The number of households behind on their mortgage repayments is up 26 percent on the same time last year, with 19,300 accounts past due.
New data from credit bureau Centrix showed mortgage arrears climbed for the eighth consecutive month in March.
Overall consumer arrears rose to 11.8 percent of the credit-active population, or about 427,000 people.
Managing director Keith McLaughlin said mortgage repayments were typically the top priority for borrowers and the high level of arrears showed the effect of high interest rates and biting inflation.
"It really is an indication that some households are really starting to feel the pinch of the increase in interest rates, coupled with the increase in cost of living," he said.
The continued trend of mortgages going into arrears was concerning, McLaughlin said.
"Kiwis are pretty clever about prioritising who they pay.
"You tend to pay your car loan or your mortgage first, and then if things are a bit tight, you might put your buy-now-pay-later or your personal loan back a month or so and then pick that up at a later time."
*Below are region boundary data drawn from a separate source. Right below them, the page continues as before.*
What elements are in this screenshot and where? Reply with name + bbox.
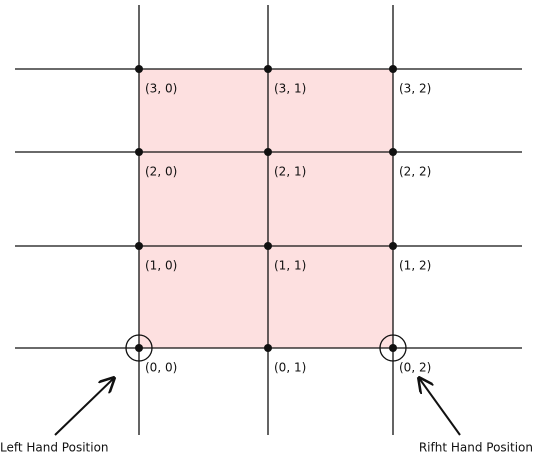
node-dot xyxy=(389,242,397,250)
node-label: (2, 2) xyxy=(399,165,431,179)
node-dot xyxy=(264,65,272,73)
node-label: (1, 1) xyxy=(274,259,306,273)
node-dot xyxy=(389,65,397,73)
annotation: Left Hand Position xyxy=(0,441,109,455)
node-label: (1, 0) xyxy=(145,259,177,273)
node-label: (0, 0) xyxy=(145,361,177,375)
node-dot xyxy=(135,344,143,352)
node-label: (0, 1) xyxy=(274,361,306,375)
node-label: (3, 2) xyxy=(399,82,431,96)
node-label: (3, 1) xyxy=(274,82,306,96)
node-label: (3, 0) xyxy=(145,82,177,96)
nodes: (3, 0) (3, 1) (3, 2) (2, 0) (2, 1) (2, 2) (1, … xyxy=(135,65,431,375)
region xyxy=(139,69,393,348)
node-dot xyxy=(264,242,272,250)
arrow xyxy=(419,378,461,436)
node-label: (2, 0) xyxy=(145,165,177,179)
node-label: (1, 2) xyxy=(399,259,431,273)
hand-circle xyxy=(379,334,407,362)
node-dot xyxy=(135,242,143,250)
node-label: (0, 2) xyxy=(399,361,431,375)
annotation: Rifht Hand Position xyxy=(419,441,533,455)
node-dot xyxy=(264,344,272,352)
node-label: (2, 1) xyxy=(274,165,306,179)
arrow xyxy=(54,378,114,436)
node-dot xyxy=(135,65,143,73)
node-dot xyxy=(264,148,272,156)
hand-circle xyxy=(125,334,153,362)
node-dot xyxy=(135,148,143,156)
node-dot xyxy=(389,148,397,156)
node-dot xyxy=(389,344,397,352)
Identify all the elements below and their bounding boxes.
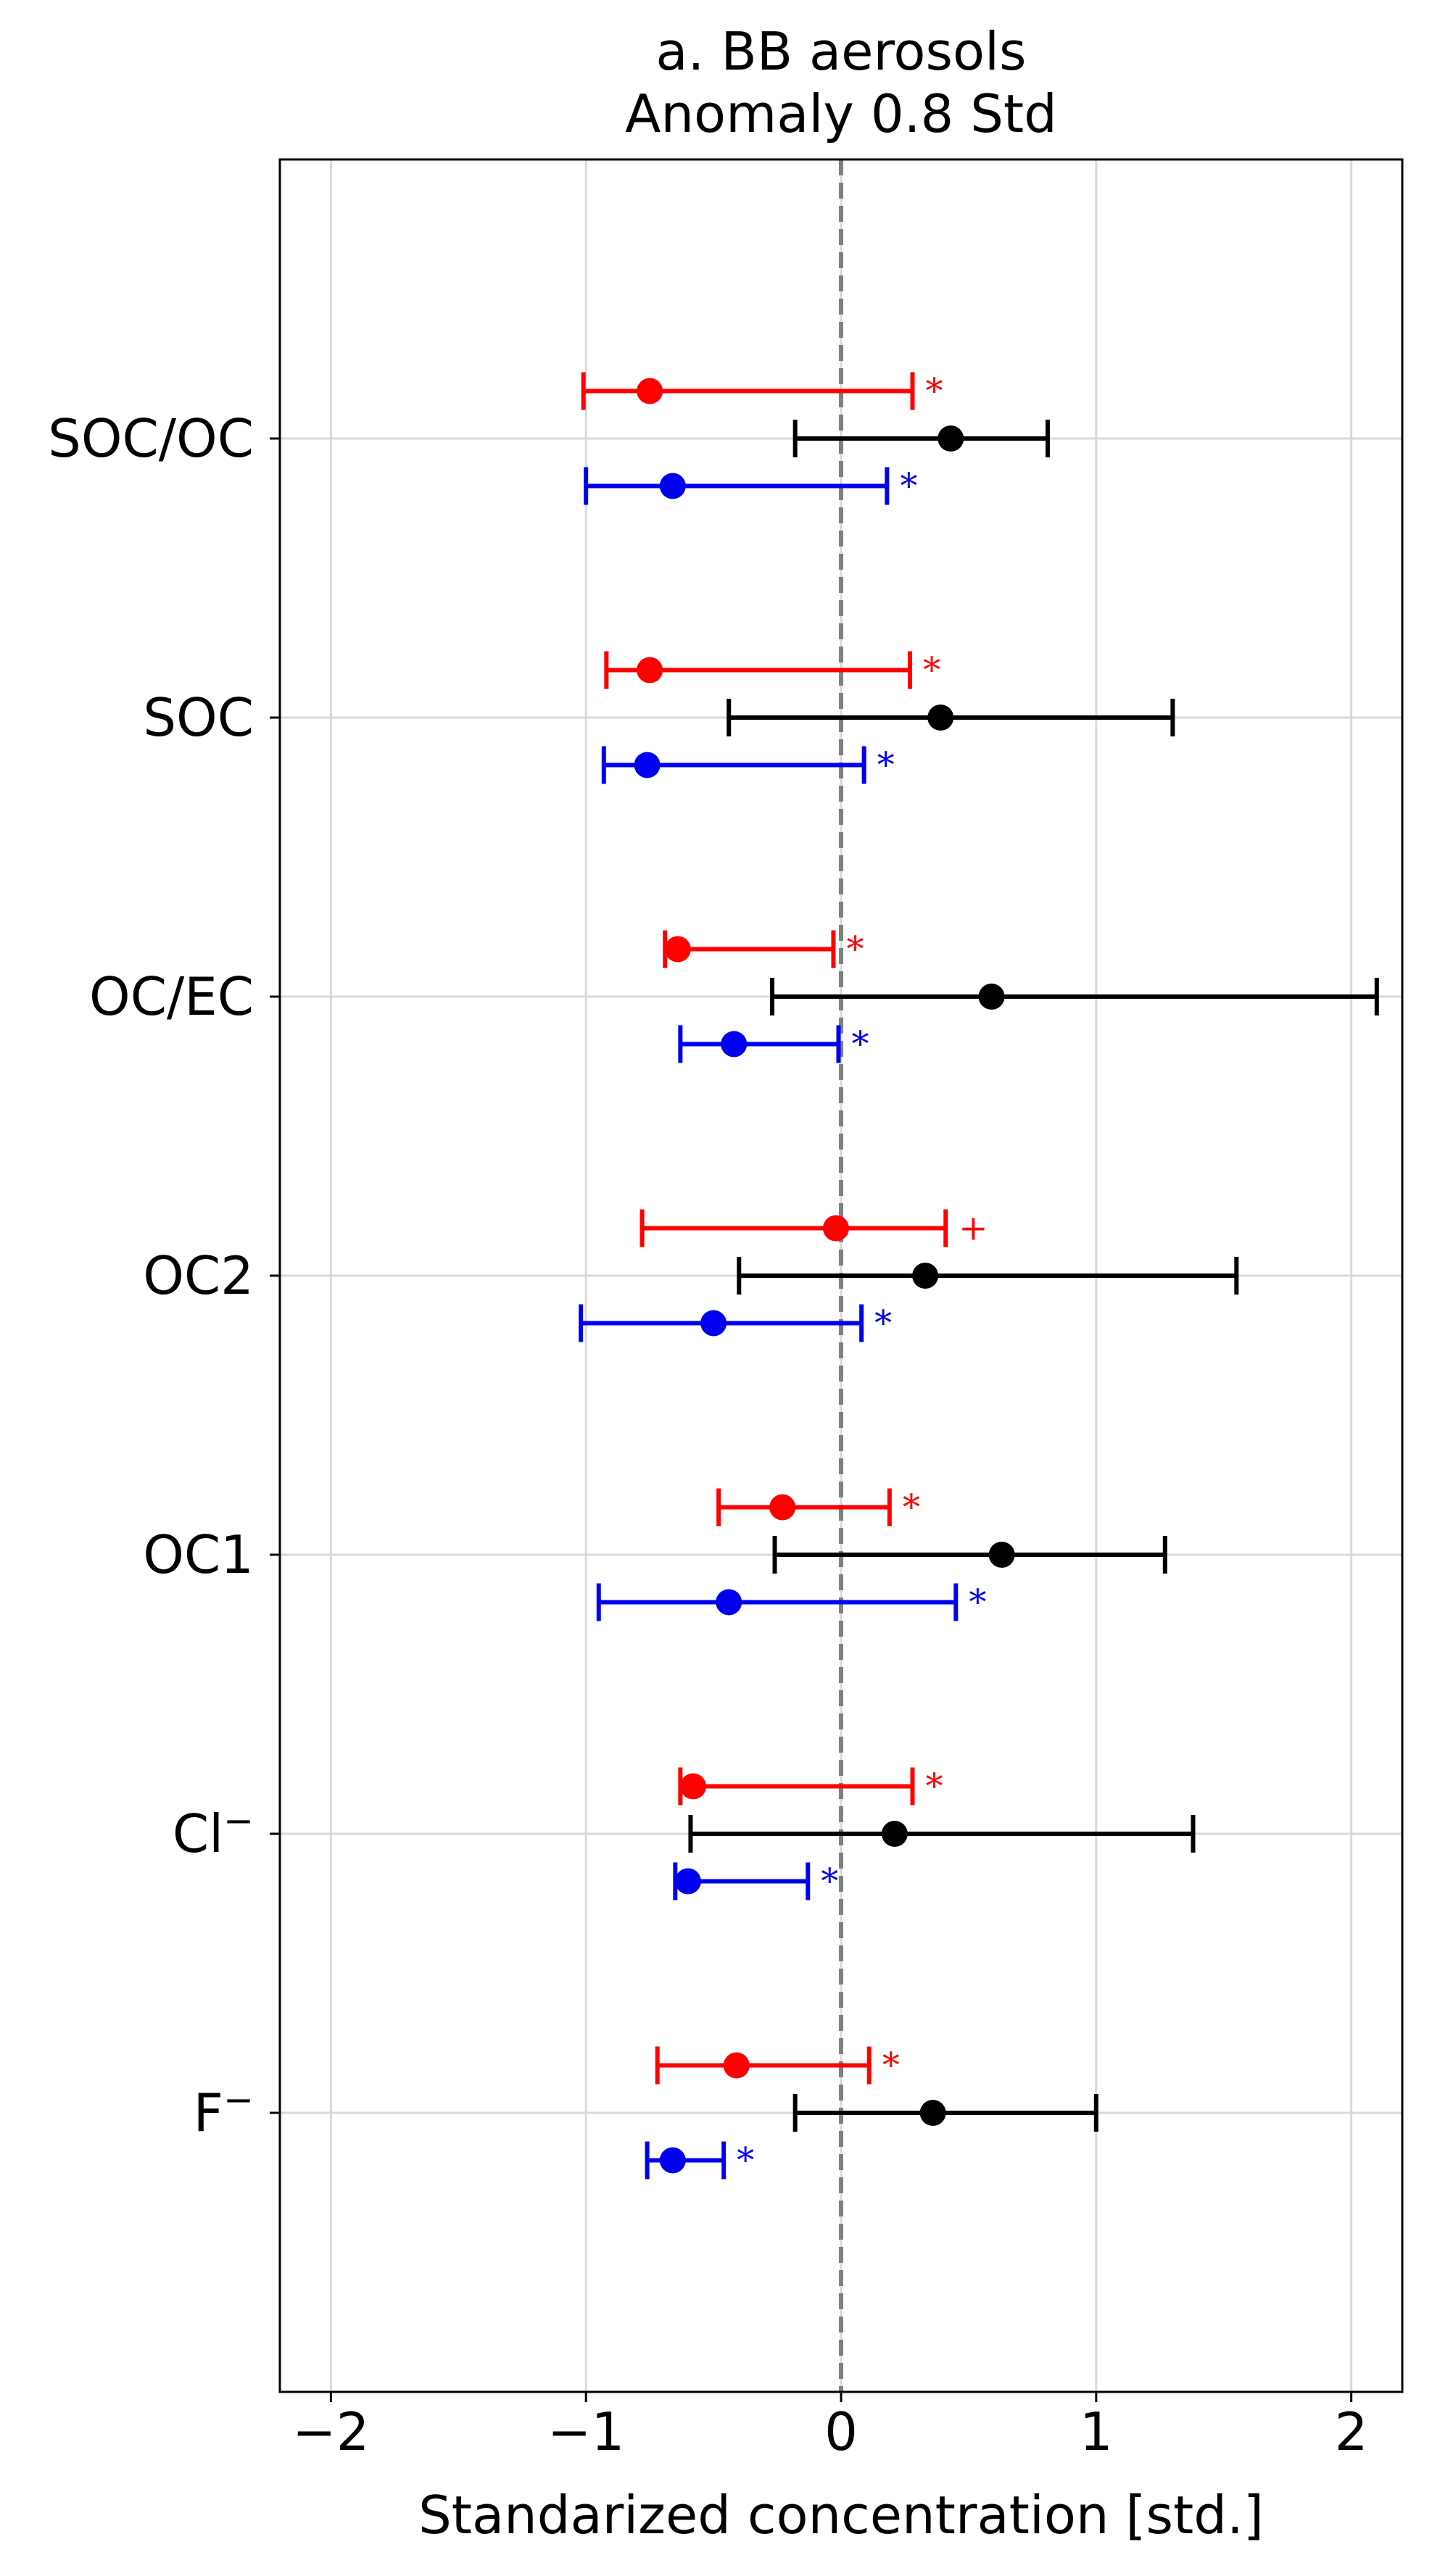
errorbar-black — [772, 1536, 1167, 1574]
errorbar-red: * — [581, 371, 943, 412]
errorbar-point — [659, 473, 686, 499]
errorbar-red: * — [678, 1766, 943, 1807]
significance-marker: * — [877, 744, 895, 785]
significance-marker: * — [882, 2045, 900, 2086]
errorbar-blue: * — [579, 1302, 892, 1343]
errorbar-red: * — [663, 929, 864, 970]
significance-marker: * — [737, 2140, 754, 2180]
y-tick-label: SOC/OC — [48, 408, 254, 469]
errorbar-point — [938, 425, 964, 452]
significance-marker: * — [874, 1302, 892, 1343]
errorbar-point — [919, 2100, 946, 2126]
errorbar-point — [664, 936, 691, 963]
significance-marker: * — [900, 465, 917, 506]
significance-marker: * — [821, 1861, 838, 1901]
errorbar-point — [659, 2147, 686, 2174]
x-tick-label: 1 — [1080, 2401, 1113, 2462]
errorbar-red: * — [716, 1487, 920, 1528]
significance-marker: + — [959, 1208, 988, 1249]
errorbar-blue: * — [601, 744, 895, 785]
errorbar-black — [688, 1815, 1196, 1853]
significance-marker: * — [926, 1766, 943, 1807]
errorbar-point — [881, 1821, 908, 1847]
y-tick-label: F− — [194, 2079, 254, 2143]
errorbar-black — [737, 1257, 1239, 1295]
errorbar-point — [634, 752, 661, 778]
significance-marker: * — [903, 1487, 920, 1528]
errorbar-blue: * — [673, 1861, 838, 1901]
x-axis-label: Standarized concentration [std.] — [418, 2485, 1264, 2546]
errorbar-black — [792, 2094, 1098, 2132]
errorbar-point — [988, 1542, 1015, 1568]
significance-marker: * — [926, 371, 943, 412]
errorbar-point — [912, 1263, 939, 1289]
errorbar-point — [978, 984, 1005, 1010]
errorbar-point — [721, 1031, 748, 1058]
errorbar-black — [770, 978, 1379, 1015]
significance-marker: * — [851, 1023, 869, 1064]
errorbar-point — [700, 1310, 727, 1337]
significance-marker: * — [846, 929, 864, 970]
y-tick-label: SOC — [143, 687, 254, 748]
y-tick-label: OC1 — [143, 1524, 254, 1585]
chart-title-line2: Anomaly 0.8 Std — [625, 83, 1057, 144]
data-marks: * * * + * * * * * * * * * * — [579, 371, 1379, 2180]
errorbar-blue: * — [596, 1582, 986, 1622]
x-tick-label: −1 — [547, 2401, 624, 2462]
significance-marker: * — [969, 1582, 986, 1622]
errorbar-point — [769, 1494, 796, 1521]
errorbar-point — [637, 378, 663, 404]
errorbar-point — [679, 1773, 706, 1800]
y-tick-label: OC/EC — [89, 966, 254, 1027]
y-axis: SOC/OC SOC OC/EC OC2 OC1 Cl− F− — [48, 408, 280, 2143]
chart-title-line1: a. BB aerosols — [655, 21, 1026, 82]
x-tick-label: 0 — [824, 2401, 858, 2462]
errorbar-black — [792, 420, 1050, 457]
x-tick-label: 2 — [1335, 2401, 1368, 2462]
errorbar-red: + — [640, 1208, 988, 1249]
errorbar-red: * — [655, 2045, 900, 2086]
x-tick-label: −2 — [292, 2401, 369, 2462]
errorbar-point — [822, 1215, 849, 1242]
errorbar-point — [927, 705, 954, 731]
errorbar-blue: * — [678, 1023, 869, 1064]
errorbar-point — [637, 657, 663, 684]
errorbar-point — [723, 2052, 750, 2079]
significance-marker: * — [923, 650, 940, 691]
errorbar-blue: * — [584, 465, 917, 506]
errorbar-blue: * — [645, 2140, 754, 2180]
y-tick-label: OC2 — [143, 1245, 254, 1306]
errorbar-point — [674, 1868, 701, 1895]
errorbar-point — [716, 1589, 742, 1616]
y-tick-label: Cl− — [173, 1800, 254, 1864]
x-axis: −2 −1 0 1 2 — [292, 2392, 1368, 2462]
errorbar-black — [727, 699, 1175, 736]
errorbar-red: * — [604, 650, 940, 691]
New mortgage lending was also down as sales volumes continued to slump, with lending down nearly 48 percent year-on-year.
Car loan arrears were also up 3.6 percent year-on-year, McLaughlin said.
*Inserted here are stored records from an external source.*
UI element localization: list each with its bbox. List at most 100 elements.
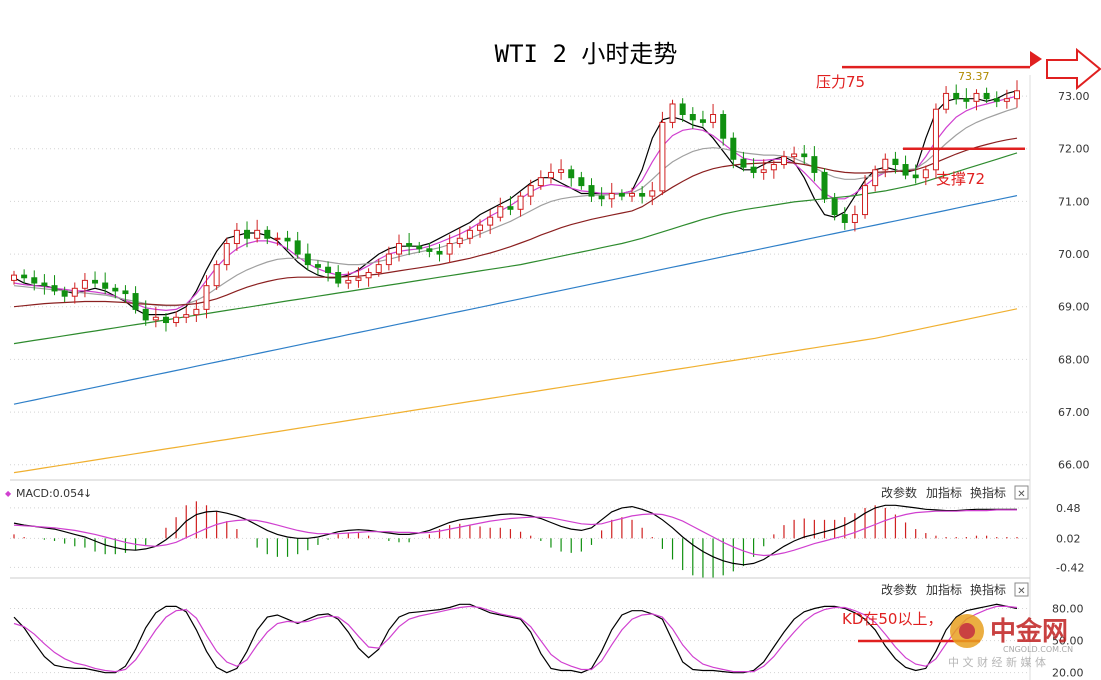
last-price-label: 73.37 — [958, 70, 990, 83]
price-tick-label: 69.00 — [1058, 301, 1090, 314]
kd-change-params-button[interactable]: 改参数 — [881, 582, 917, 597]
resistance-arrow-head — [1030, 51, 1042, 67]
candle-body — [466, 229, 473, 239]
watermark-slogan: 中 文 财 经 新 媒 体 — [948, 655, 1046, 669]
candle-body — [547, 171, 554, 179]
price-grid — [10, 95, 1030, 466]
candle-body — [1014, 90, 1020, 100]
macd-dea-line — [13, 509, 1017, 557]
candle-body — [689, 114, 696, 121]
kd-lines — [13, 603, 1018, 674]
macd-down-arrow-icon: ↓ — [83, 487, 92, 500]
candle-body — [740, 158, 747, 168]
candle-body — [345, 279, 352, 284]
candle-body — [426, 248, 433, 252]
candle-body — [537, 177, 544, 187]
candle-body — [254, 229, 261, 239]
candle-body — [791, 153, 798, 158]
candle-body — [142, 308, 149, 321]
macd-close-icon[interactable]: ✕ — [1017, 489, 1025, 500]
candle-body — [912, 174, 919, 179]
macd-add-indicator-button[interactable]: 加指标 — [926, 485, 962, 500]
kd-tick-label: 20.00 — [1052, 667, 1084, 680]
candle-body — [831, 198, 838, 216]
candle-body — [132, 293, 139, 310]
candle-body — [963, 98, 970, 102]
candle-body — [801, 153, 808, 158]
candle-body — [851, 214, 858, 223]
candle-body — [588, 185, 595, 197]
candle-body — [811, 156, 818, 173]
candle-body — [152, 316, 159, 321]
candle-body — [233, 229, 240, 245]
macd-diamond-icon: ◆ — [5, 489, 12, 498]
macd-y-axis: 0.48 0.02 -0.42 — [1056, 502, 1084, 574]
candle-body — [932, 108, 939, 171]
candle-body — [517, 195, 524, 210]
macd-switch-indicator-button[interactable]: 换指标 — [970, 485, 1006, 500]
kd-y-axis: 80.00 50.00 20.00 — [1052, 603, 1084, 680]
candle-body — [487, 216, 494, 226]
candle-body — [223, 243, 230, 266]
candle-body — [659, 121, 666, 192]
candle-body — [335, 272, 342, 284]
candle-body — [355, 277, 362, 281]
kd-close-icon[interactable]: ✕ — [1017, 586, 1025, 597]
candle-body — [274, 237, 281, 240]
candle-body — [750, 166, 757, 173]
candle-body — [892, 158, 899, 166]
candle-body — [629, 193, 636, 197]
candle-body — [264, 229, 271, 239]
candlesticks — [11, 80, 1020, 332]
candle-body — [395, 243, 402, 255]
candle-body — [41, 282, 48, 287]
candle-body — [608, 193, 615, 200]
support-label: 支撑72 — [936, 170, 985, 188]
candle-body — [568, 169, 575, 179]
candle-body — [193, 308, 200, 316]
candle-body — [213, 264, 220, 287]
price-tick-label: 68.00 — [1058, 353, 1090, 366]
candle-body — [943, 92, 950, 110]
candle-body — [112, 287, 119, 292]
price-tick-label: 72.00 — [1058, 143, 1090, 156]
candle-body — [456, 237, 463, 245]
candle-body — [203, 285, 210, 310]
candle-body — [953, 92, 960, 100]
candle-body — [92, 279, 99, 284]
kd-d-line — [13, 605, 1018, 673]
macd-label: MACD:0.054 — [16, 487, 84, 500]
price-tick-label: 71.00 — [1058, 195, 1090, 208]
macd-panel: 0.48 0.02 -0.42 ◆ MACD:0.054 ↓ 改参数 加指标 换指标… — [5, 479, 1084, 578]
candle-body — [71, 287, 78, 297]
candle-body — [162, 316, 169, 324]
candle-body — [598, 195, 605, 200]
candle-body — [902, 164, 909, 176]
moving-average-line — [13, 90, 1018, 316]
candle-body — [244, 229, 251, 239]
candle-body — [618, 193, 625, 197]
candle-body — [325, 266, 332, 274]
price-panel: 73.00 72.00 71.00 70.00 69.00 68.00 67.00 66.00… — [10, 40, 1101, 680]
macd-close-icon-box[interactable] — [1014, 485, 1029, 500]
moving-average-line — [13, 152, 1018, 345]
candle-body — [304, 253, 311, 266]
resistance-outline-arrow-icon — [1046, 47, 1101, 91]
price-tick-label: 67.00 — [1058, 406, 1090, 419]
candle-body — [284, 237, 291, 242]
candle-body — [527, 185, 534, 197]
kd-k-line — [13, 603, 1018, 674]
macd-change-params-button[interactable]: 改参数 — [881, 485, 917, 500]
candle-body — [770, 164, 777, 171]
candle-body — [446, 243, 453, 255]
price-y-axis: 73.00 72.00 71.00 70.00 69.00 68.00 67.00 66.00 — [1058, 90, 1090, 472]
macd-tick-label: 0.02 — [1056, 532, 1081, 545]
kd-close-icon-box[interactable] — [1014, 582, 1029, 597]
candle-body — [841, 214, 848, 223]
kd-add-indicator-button[interactable]: 加指标 — [926, 582, 962, 597]
kd-switch-indicator-button[interactable]: 换指标 — [970, 582, 1006, 597]
candle-body — [81, 279, 88, 289]
candle-body — [173, 316, 180, 324]
candle-body — [102, 282, 109, 289]
price-tick-label: 66.00 — [1058, 459, 1090, 472]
"Nobody wants to lose their car because that often affects your employment as well, and you use your car to get to work."
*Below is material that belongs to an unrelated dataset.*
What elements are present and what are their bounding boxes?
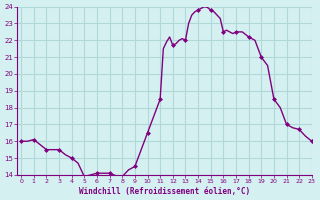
X-axis label: Windchill (Refroidissement éolien,°C): Windchill (Refroidissement éolien,°C) bbox=[79, 187, 250, 196]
He expected the number of people in arrears would increase in the coming months.
"I can't see a circuit breaker. Maybe come September, October, when Summer is approaching and there's more stability and interest rates and also in the cost of living, there's more clarity - more consumer confidence, we might start to see things improving.
"But at the moment, I can't see anything on the horizon that's going to dramatically change that."
Household balance sheets resilient - Reserve Bank
The Reserve Bank said the banking system was resilient in the face of rising interest rates, although it expected more borrowers would struggle to cover rising mortgage repayments.
Deputy Governor Christian Hawkesby said debt servicing costs have risen significantly from historically low levels during the pandemic.
"For households with a mortgage, the share of disposable income required to service the interest component of their mortgage debt is expected to more than double from its recent low of 9 percent to around 22 percent by the end of this year," he said.
Hawkesby said household balance sheets remained resilient and most mortgage-holders had substantial equity buffers.
He said early-stage arrears had been increasing, but that took many borrowers back to where they were pre-pandemic and arrears levels remained low compared to the period following the Global Financial Crisis.
"We are not currently seeing widespread financial distress amongst households or businesses, which reflects the strength in the economy and labour market to date," Hawkesby said.
"However, more borrowers may fall behind on their payments this year, given the ongoing repricing of mortgages and expected weakening in the labour market."
Hawkesby said banks were in a good position to support their customers should they need help, with recent profits and strong capital positions.
He encouraged borrowers feeling financial pressure to chat to their banks and see if hardship programmes might be available.